RNA extraction, cDNA preparation and transcriptome sequencing

Various protocols were followed essentially as described previously [12]. In brief, total RNA was extracted from rhizome tissue as described by Muoki et al. [18]. Nanodrop 1000 (NanoDrop Technologies, USA) and a Bioanalyzer Chip RNA 7500 series II (Agilent Technologies, USA) were used to determine quality and quantity of RNA. Oligotex mRNA Midi Kit (Qiagen, Germany) was used to purify mRNA from total RNA, and non-directional Illumina RNA sequencing library was prepared with mRNA-Seq 8 Sample Prep Kit (Illumina, USA) using random primers. Library had an average insert size of 200 bp and eight picomoles of the library [quantified using a Bioanalyzer Chip DNA 12000 series II (Agilent Technologies, USA)] was used for cluster generation. Paired end (PE) 36 × 2 bp sequencing was carried out on Illumina Genome Analyzer IIx (Illumina, USA) as per the manufacturer’s instructions.

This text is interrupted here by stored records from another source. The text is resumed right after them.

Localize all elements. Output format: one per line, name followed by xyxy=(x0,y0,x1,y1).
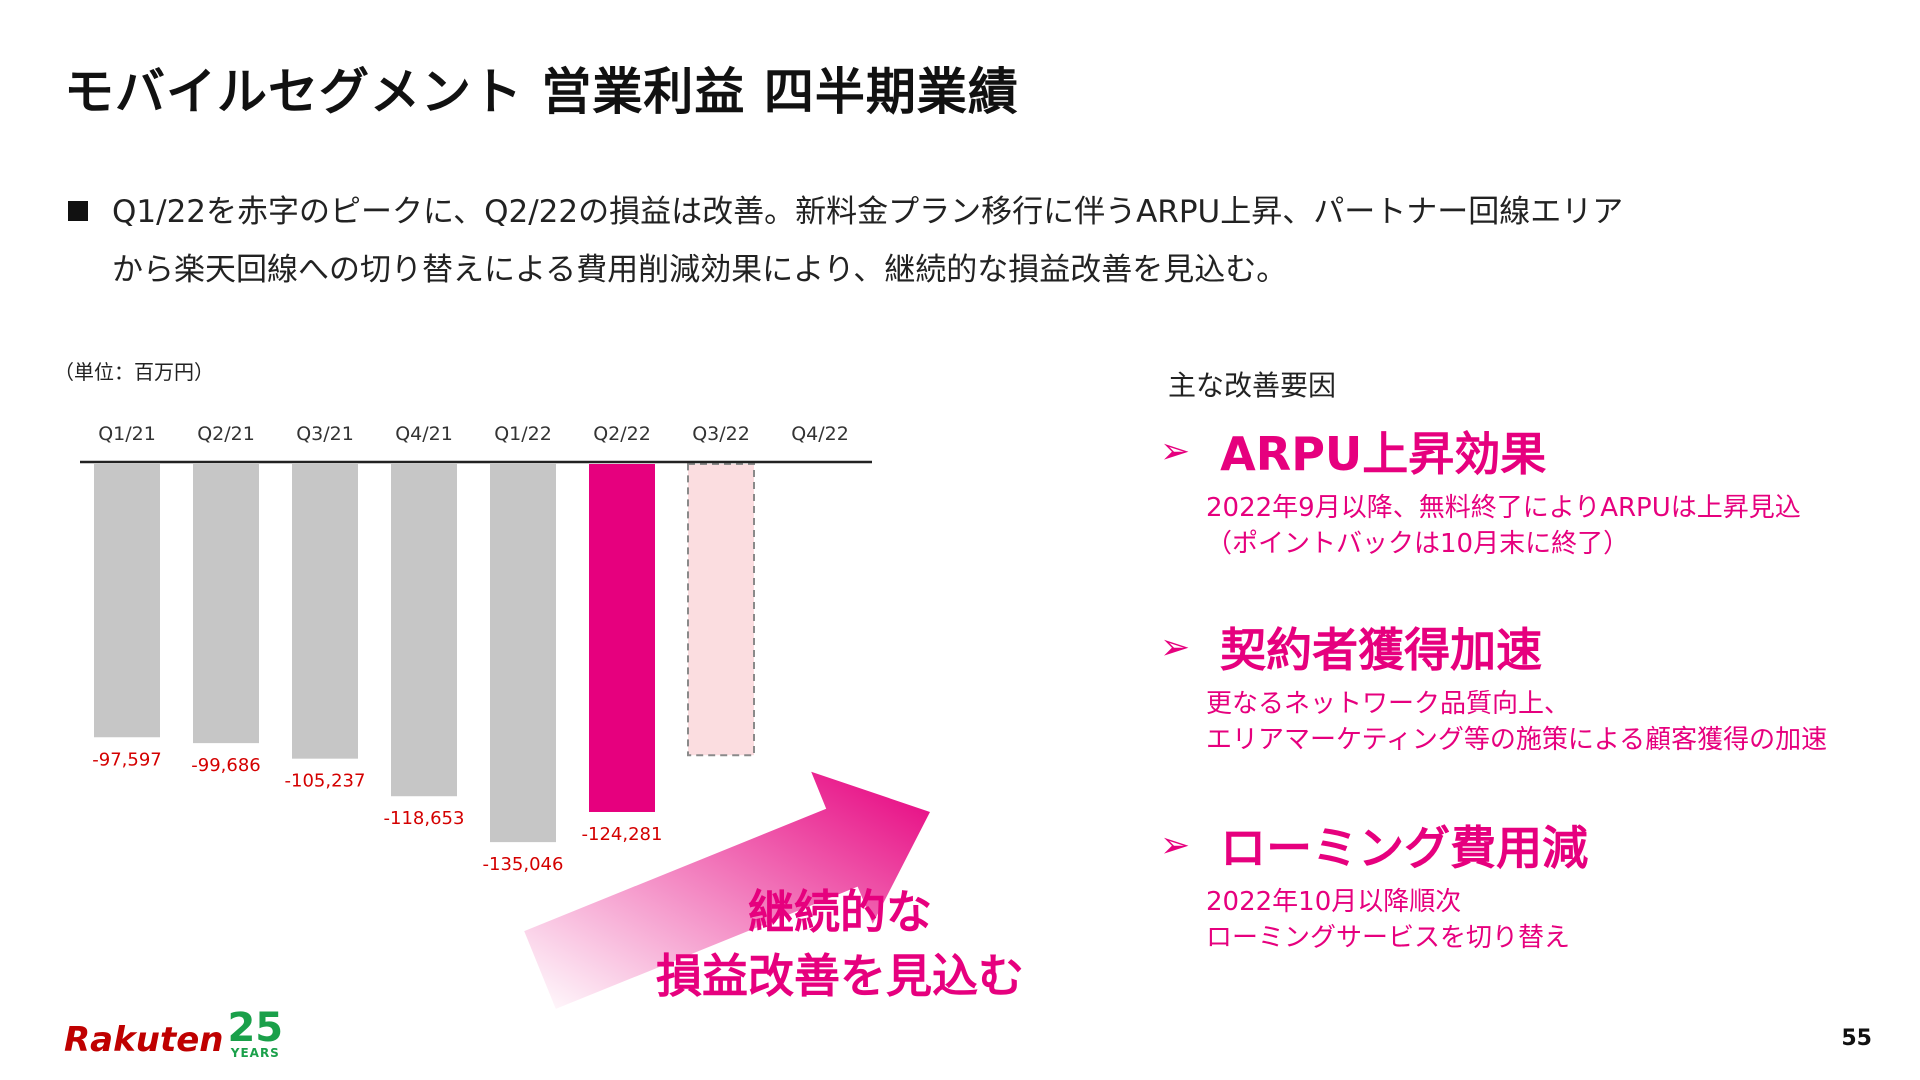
tick-label-q4-21: Q4/21 xyxy=(395,423,453,445)
value-label-q1-22: -135,046 xyxy=(483,854,564,875)
page-title: モバイルセグメント 営業利益 四半期業績 xyxy=(64,63,1019,121)
tick-label-q3-21: Q3/21 xyxy=(296,423,354,445)
logo-anniversary-number: 25 xyxy=(227,1005,284,1051)
bar-q2-22 xyxy=(589,464,655,812)
reason-detail-line-2: ローミングサービスを切り替え xyxy=(1206,923,1571,953)
callout-line-1: 継続的な xyxy=(748,885,932,939)
rakuten-25-years-logo: Rakuten 25 YEARS xyxy=(64,1005,284,1060)
value-label-q4-21: -118,653 xyxy=(384,808,465,829)
page-number: 55 xyxy=(1841,1026,1872,1051)
value-label-q3-21: -105,237 xyxy=(285,771,366,792)
reason-roaming-cost: ➢ ローミング費用減 2022年10月以降順次 ローミングサービスを切り替え xyxy=(1160,812,1588,956)
callout-line-2: 損益改善を見込む xyxy=(656,949,1024,1003)
summary-line-2: から楽天回線への切り替えによる費用削減効果により、継続的な損益改善を見込む。 xyxy=(112,252,1288,288)
reason-detail-line-1: 2022年9月以降、無料終了によりARPUは上昇見込 xyxy=(1206,493,1801,523)
tick-label-q2-22: Q2/22 xyxy=(593,423,651,445)
logo-years: YEARS xyxy=(230,1046,280,1060)
bar-q1-21 xyxy=(94,464,160,738)
summary-line-1: Q1/22を赤字のピークに、Q2/22の損益は改善。新料金プラン移行に伴うARP… xyxy=(112,194,1624,230)
reason-detail-line-1: 更なるネットワーク品質向上、 xyxy=(1206,689,1571,719)
logo-wordmark: Rakuten xyxy=(64,1020,224,1060)
arrow-bullet-icon: ➢ xyxy=(1160,626,1191,668)
bullet-square-icon xyxy=(68,201,88,221)
improvement-callout: 継続的な 損益改善を見込む xyxy=(600,880,1080,1008)
bar-q3-21 xyxy=(292,464,358,759)
value-label-q2-22: -124,281 xyxy=(582,824,663,845)
tick-label-q1-22: Q1/22 xyxy=(494,423,552,445)
bar-projected-q3-22 xyxy=(687,463,755,757)
trend-arrow-shape xyxy=(524,771,930,1009)
reasons-heading: 主な改善要因 xyxy=(1168,369,1337,402)
reason-title: 契約者獲得加速 xyxy=(1220,623,1543,677)
tick-label-q1-21: Q1/21 xyxy=(98,423,156,445)
reason-title: ARPU上昇効果 xyxy=(1220,427,1547,481)
bar-q4-21 xyxy=(391,464,457,797)
reason-arpu: ➢ ARPU上昇効果 2022年9月以降、無料終了によりARPUは上昇見込 （ポ… xyxy=(1160,418,1801,562)
reason-title: ローミング費用減 xyxy=(1220,821,1589,875)
bar-q1-22 xyxy=(490,464,556,843)
reason-detail-line-2: エリアマーケティング等の施策による顧客獲得の加速 xyxy=(1206,725,1828,755)
tick-label-q4-22: Q4/22 xyxy=(791,423,849,445)
arrow-bullet-icon: ➢ xyxy=(1160,430,1191,472)
value-label-q1-21: -97,597 xyxy=(92,749,161,770)
value-label-q2-21: -99,686 xyxy=(191,755,260,776)
bar-q2-21 xyxy=(193,464,259,744)
arrow-bullet-icon: ➢ xyxy=(1160,824,1191,866)
tick-label-q3-22: Q3/22 xyxy=(692,423,750,445)
reason-detail-line-1: 2022年10月以降順次 xyxy=(1206,887,1462,917)
summary-bullet: Q1/22を赤字のピークに、Q2/22の損益は改善。新料金プラン移行に伴うARP… xyxy=(68,183,1888,299)
reason-detail-line-2: （ポイントバックは10月末に終了） xyxy=(1206,529,1630,559)
unit-label: （単位：百万円） xyxy=(54,360,214,384)
improvement-trend-arrow-icon xyxy=(524,771,930,1009)
reason-subscriber-growth: ➢ 契約者獲得加速 更なるネットワーク品質向上、 エリアマーケティング等の施策に… xyxy=(1160,614,1827,758)
tick-label-q2-21: Q2/21 xyxy=(197,423,255,445)
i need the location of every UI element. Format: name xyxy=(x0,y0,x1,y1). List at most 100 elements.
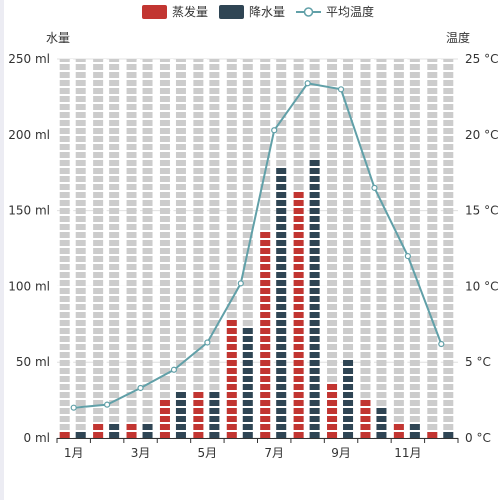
segment-gap xyxy=(57,174,458,176)
column-gap xyxy=(437,59,441,438)
temperature-point xyxy=(70,404,77,411)
column-gap xyxy=(270,59,274,438)
segment-gap xyxy=(57,302,458,304)
segment-gap xyxy=(57,246,458,248)
left-tick-label: 200 ml xyxy=(8,128,50,142)
segment-gap xyxy=(57,366,458,368)
temperature-point xyxy=(404,252,411,260)
segment-gap xyxy=(57,166,458,168)
background-bar xyxy=(409,59,420,438)
segment-gap xyxy=(57,94,458,96)
background-bar xyxy=(376,59,387,438)
segment-gap xyxy=(57,358,458,360)
right-tick-label: 5 °C xyxy=(465,355,491,369)
left-axis-title: 水量 xyxy=(46,31,70,45)
segment-gap xyxy=(57,78,458,80)
evaporation-bar xyxy=(226,320,237,438)
background-bar xyxy=(75,59,86,438)
column-gap xyxy=(404,59,408,438)
column-gap xyxy=(237,59,241,438)
segment-gap xyxy=(57,414,458,416)
segment-gap xyxy=(57,126,458,128)
evaporation-bar xyxy=(159,400,170,438)
segment-gap xyxy=(57,190,458,192)
segment-gap xyxy=(57,390,458,392)
segment-gap xyxy=(57,278,458,280)
segment-gap xyxy=(57,102,458,104)
background-bar xyxy=(443,59,454,438)
background-bar xyxy=(427,59,438,438)
right-tick-label: 10 °C xyxy=(465,279,498,293)
segment-gap xyxy=(57,382,458,384)
temperature-point xyxy=(204,339,211,346)
background-bar xyxy=(126,59,137,438)
temperature-point xyxy=(337,86,345,93)
segment-gap xyxy=(57,262,458,264)
temperature-point xyxy=(371,184,378,191)
legend-evaporation-label: 蒸发量 xyxy=(172,4,208,19)
segment-gap xyxy=(57,134,458,136)
segment-gap xyxy=(57,350,458,352)
right-tick-label: 0 °C xyxy=(465,431,491,445)
temperature-point xyxy=(304,80,311,87)
evaporation-bar xyxy=(59,432,70,438)
segment-gap xyxy=(57,422,458,424)
background-bar xyxy=(109,59,120,438)
precipitation-bar xyxy=(309,160,320,438)
left-tick-label: 50 ml xyxy=(16,355,50,369)
background-bar xyxy=(193,59,204,438)
legend-temperature-label: 平均温度 xyxy=(326,4,374,19)
right-tick-label: 25 °C xyxy=(465,52,498,66)
temperature-point xyxy=(104,401,111,408)
segment-gap xyxy=(57,326,458,328)
pictorial-gaps xyxy=(57,59,458,438)
segment-gap xyxy=(57,286,458,288)
background-bar xyxy=(360,59,371,438)
precipitation-bar xyxy=(75,432,86,438)
column-gap xyxy=(103,59,107,438)
column-gap xyxy=(370,59,374,438)
background-bars xyxy=(59,59,454,438)
x-tick-label: 11月 xyxy=(394,446,421,460)
background-bar xyxy=(142,59,153,438)
segment-gap xyxy=(57,182,458,184)
column-gap xyxy=(170,59,174,438)
legend-precipitation-label: 降水量 xyxy=(249,5,285,19)
temperature-point xyxy=(271,127,278,134)
segment-gap xyxy=(57,398,458,400)
segment-gap xyxy=(57,294,458,296)
segment-gap xyxy=(57,254,458,256)
precipitation-bar xyxy=(443,432,454,438)
segment-gap xyxy=(57,110,458,112)
evaporation-bar xyxy=(427,432,438,438)
evaporation-bar xyxy=(293,192,304,438)
background-bar xyxy=(393,59,404,438)
segment-gap xyxy=(57,230,458,232)
evaporation-bar xyxy=(327,384,338,438)
segment-gap xyxy=(57,406,458,408)
legend-temperature-marker xyxy=(303,7,314,17)
legend-evaporation-swatch xyxy=(142,5,167,19)
segment-gap xyxy=(57,310,458,312)
left-tick-label: 150 ml xyxy=(8,204,50,218)
segment-gap xyxy=(57,318,458,320)
x-tick-label: 9月 xyxy=(331,446,351,460)
segment-gap xyxy=(57,238,458,240)
column-gap xyxy=(304,59,308,438)
background-bar xyxy=(159,59,170,438)
segment-gap xyxy=(57,86,458,88)
page-edge-strip xyxy=(0,0,4,500)
temperature-line xyxy=(70,80,445,411)
axes: 0 ml 50 ml 100 ml 150 ml 200 ml 250 ml 0 °C 5 °… xyxy=(8,52,498,460)
segment-gap xyxy=(57,342,458,344)
x-tick-label: 1月 xyxy=(64,446,84,460)
segment-gap xyxy=(57,118,458,120)
right-axis-title: 温度 xyxy=(446,30,470,45)
background-bar xyxy=(226,59,237,438)
legend-precipitation-swatch xyxy=(219,5,244,19)
segment-gap xyxy=(57,158,458,160)
temperature-point xyxy=(137,384,144,392)
legend: 蒸发量 降水量 平均温度 xyxy=(142,4,374,19)
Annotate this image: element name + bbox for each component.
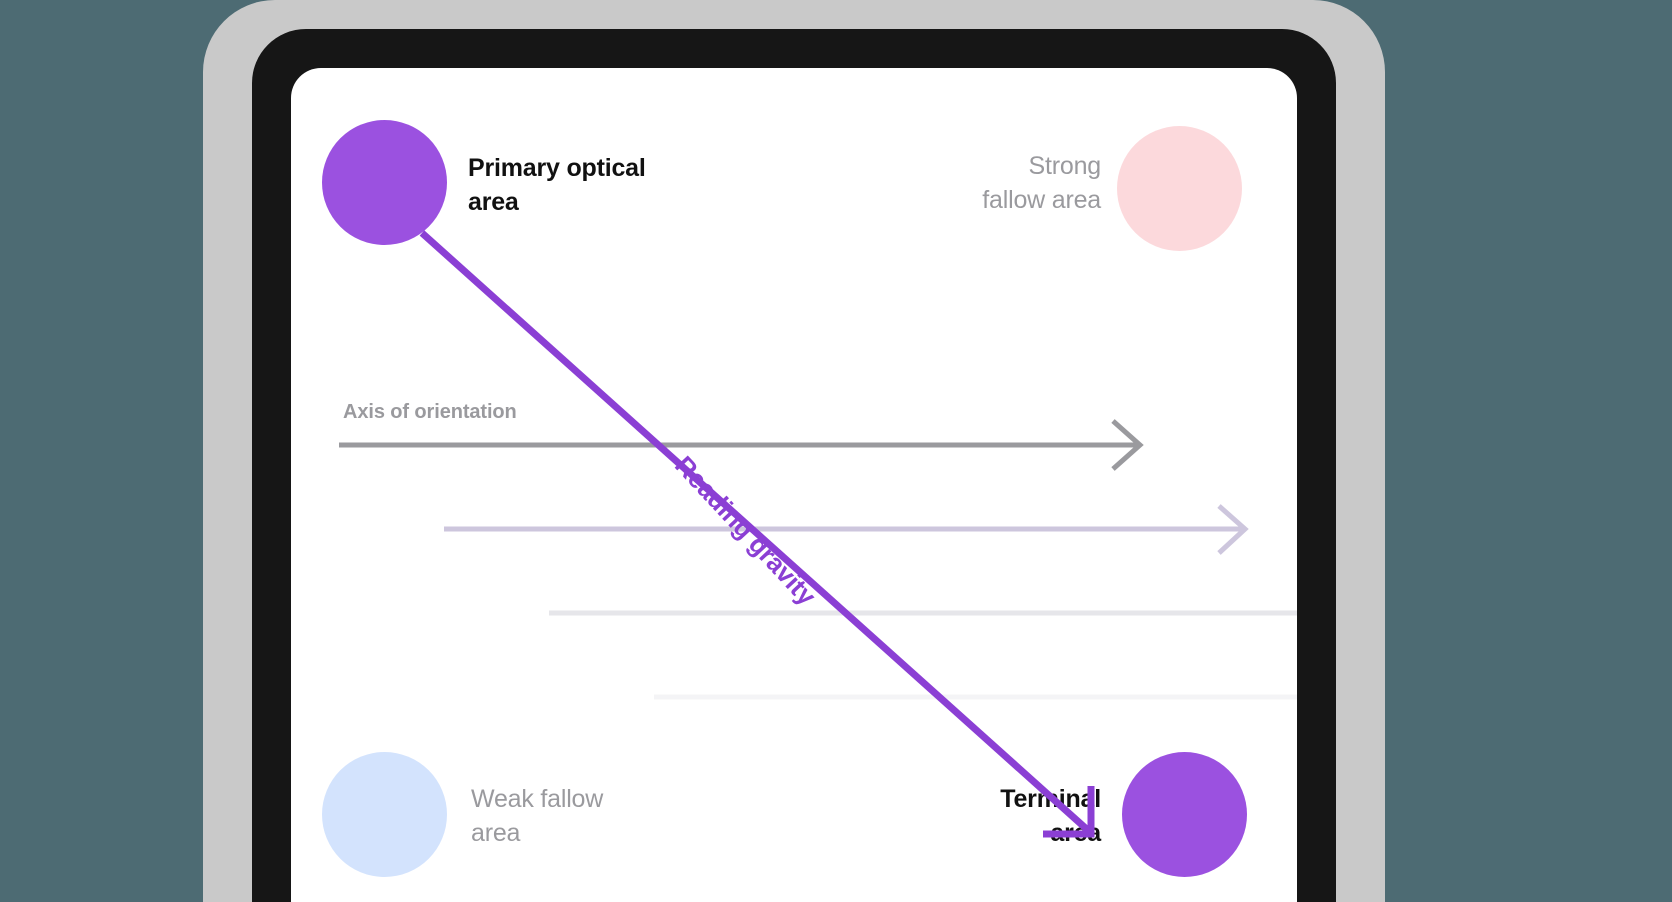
axis-line-4: [654, 694, 1297, 700]
label-terminal-area: Terminal area: [1000, 785, 1101, 847]
circle-weak-fallow-area[interactable]: [322, 752, 447, 877]
circle-primary-optical-area[interactable]: [322, 120, 447, 245]
axis-line-2: [444, 504, 1249, 555]
axis-line-1: [339, 419, 1144, 471]
circle-terminal-area[interactable]: [1122, 752, 1247, 877]
device-screen: Primary optical area Strong fallow area …: [291, 68, 1297, 902]
label-strong-fallow-area: Strong fallow area: [982, 152, 1101, 214]
circle-strong-fallow-area[interactable]: [1117, 126, 1242, 251]
label-primary-optical-area: Primary optical area: [468, 154, 646, 216]
label-reading-gravity: Reading gravity: [669, 450, 822, 611]
diagram-canvas: Primary optical area Strong fallow area …: [291, 68, 1297, 902]
label-axis-of-orientation: Axis of orientation: [343, 401, 517, 423]
label-weak-fallow-area: Weak fallow area: [471, 785, 604, 847]
axis-line-3: [549, 610, 1297, 616]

Expression analysis and validation with quantitative real-time reverse transcriptase mediated polymerase chain reaction (qRT-PCR)

Total RNA was isolated as described previously [18]. RNA was pretreated with RNase-free DNase I (Invitrogen, USA) and reverse transcribed with 1 μg of total RNA using Superscript III (Invitrogen, USA) according to the manufacturer’s instructions. Gene specific expression primers for qRT-PCR were designed using GenScript Real-time PCR Primer Design tool [19]. qRT-PCR was performed with three separate biological replicates on a Stratagene Mx3000P System (Agilent Technologies, USA) using 2× Brilliant II SYBR® Green QPCR Master Mix (Agilent Technologies, USA). PCR was conducted under the following conditions: 10 min at 95°C (enzyme activation), 40 cycles each of 30s at 95°C, 30s at desired Tm (Additional file 2 has details), and 72°C for 30s. A final melting curve analysis was performed (55°C to 95°C) to verify specificity of amplicons. Transcript level of all the genes was normalized to an internal reference actin. Expression was estimated using Relative Expression Software Tool [20]. Expression values were transformed (log2) to generate expression profiles. All primers used in this study are listed in Additional file 2.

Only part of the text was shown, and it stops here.